Yvette Cardozo and Bill Hirsch Special to Travel

Dinner came in luscious waves – first a delicate spoonful of icewine-infused smoked salmon, then a scallop ravioli covered gently with champagne cream sauce, then strips of roast pork marinated in Tahitian vanilla, garlic and sage. Then, finally, the most amazing ice cream, made with sour cream and fig-wine sauce. All of this paired with the best wines interior British Columbia has to offer. And every mouthwatering bite, every tongue-tantalizing drop, was absolutely guilt-free.
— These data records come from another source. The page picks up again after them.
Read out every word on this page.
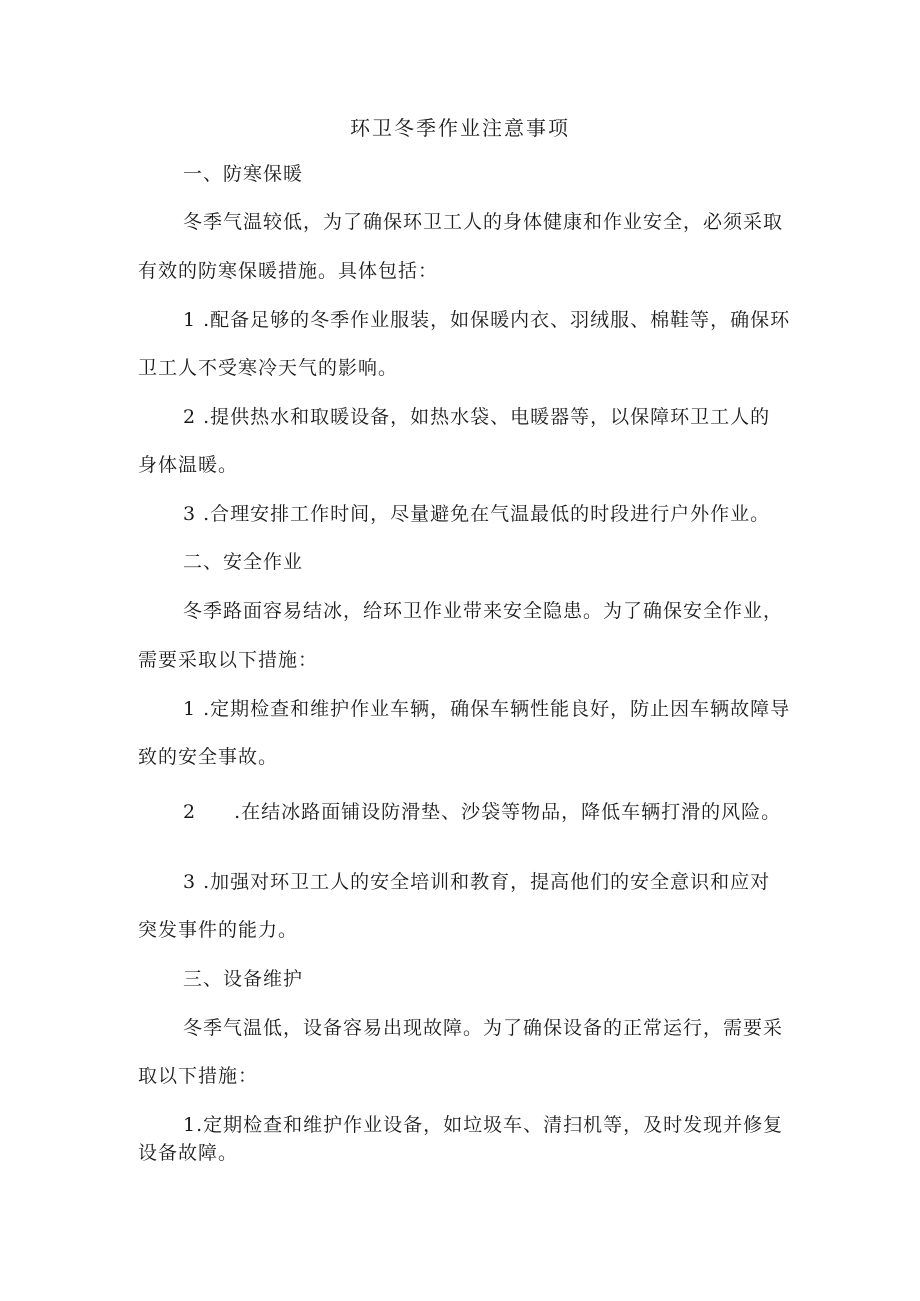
环卫冬季作业注意事项
一、防寒保暖
冬季气温较低，为了确保环卫工人的身体健康和作业安全，必须采取
有效的防寒保暖措施。具体包括：
1 .配备足够的冬季作业服装，如保暖内衣、羽绒服、棉鞋等，确保环
卫工人不受寒冷天气的影响。
2 .提供热水和取暖设备，如热水袋、电暖器等，以保障环卫工人的
身体温暖。
3 .合理安排工作时间，尽量避免在气温最低的时段进行户外作业。
二、安全作业
冬季路面容易结冰，给环卫作业带来安全隐患。为了确保安全作业，
需要采取以下措施：
1 .定期检查和维护作业车辆，确保车辆性能良好，防止因车辆故障导
致的安全事故。
2 .在结冰路面铺设防滑垫、沙袋等物品，降低车辆打滑的风险。
3 .加强对环卫工人的安全培训和教育，提高他们的安全意识和应对
突发事件的能力。
三、设备维护
冬季气温低，设备容易出现故障。为了确保设备的正常运行，需要采
取以下措施：
1.定期检查和维护作业设备，如垃圾车、清扫机等，及时发现并修复
设备故障。
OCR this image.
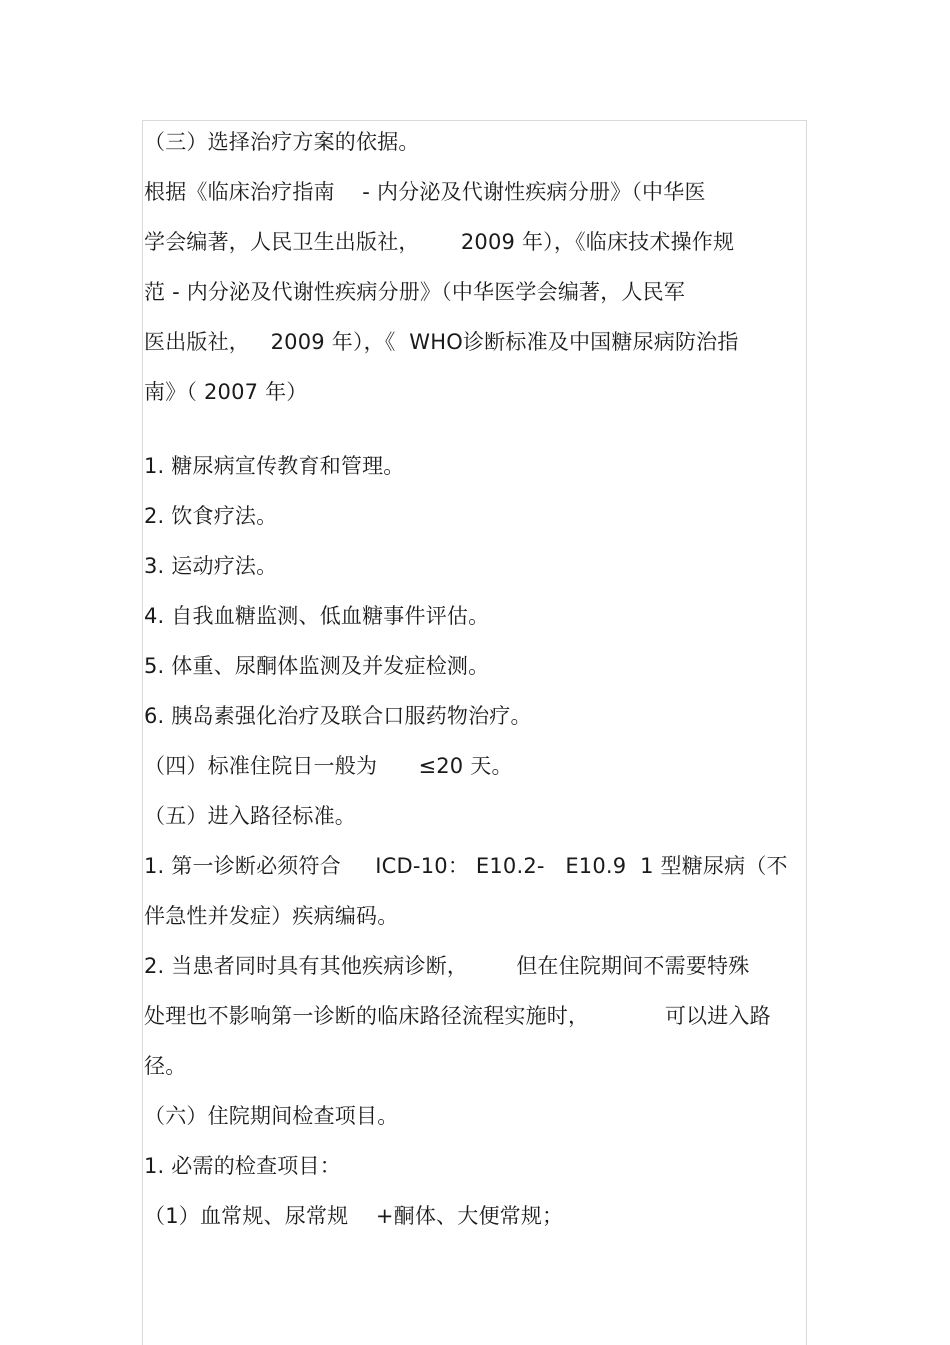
（三）选择治疗方案的依据。
根据《临床治疗指南    - 内分泌及代谢性疾病分册》（中华医
学会编著，人民卫生出版社，      2009 年），《临床技术操作规
范 - 内分泌及代谢性疾病分册》（中华医学会编著，人民军
医出版社，   2009 年），《  WHO诊断标准及中国糖尿病防治指
南》（ 2007 年）
1. 糖尿病宣传教育和管理。
2. 饮食疗法。
3. 运动疗法。
4. 自我血糖监测、低血糖事件评估。
5. 体重、尿酮体监测及并发症检测。
6. 胰岛素强化治疗及联合口服药物治疗。
（四）标准住院日一般为      ≤20 天。
（五）进入路径标准。
1. 第一诊断必须符合     ICD-10： E10.2-   E10.9  1 型糖尿病（不
伴急性并发症）疾病编码。
2. 当患者同时具有其他疾病诊断，       但在住院期间不需要特殊
处理也不影响第一诊断的临床路径流程实施时，           可以进入路
径。
（六）住院期间检查项目。
1. 必需的检查项目：
（1）血常规、尿常规    +酮体、大便常规；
For we had spent half that day up to our knees in fresh powder snow, skiing our legs into rubbery submission on the slopes of Sun Peaks Resort in British Columbia. All those yummy calories … poof, gone.

That’s the wonderful thing about holding an icewine festival at a ski resort. You can eat, drink and be very, very merry without an ounce of remorse.

A wine festival in mid-January? With all that snow?

Well, yes. When better to celebrate a wine made out of frozen grapes?

You’ve probably heard of icewine – vaguely. But the truth is, though the concept of icewine is centuries old, the popularity of it is pretty new. We’re talking less than two decades, which in wine epochs is like the snap of a finger.

Icewine is a dessert wine, but its beauty is in its light taste. Yes, it is sweet, but not cloying. It’s not syrupy, as so many alcoholic dessert drinks can be.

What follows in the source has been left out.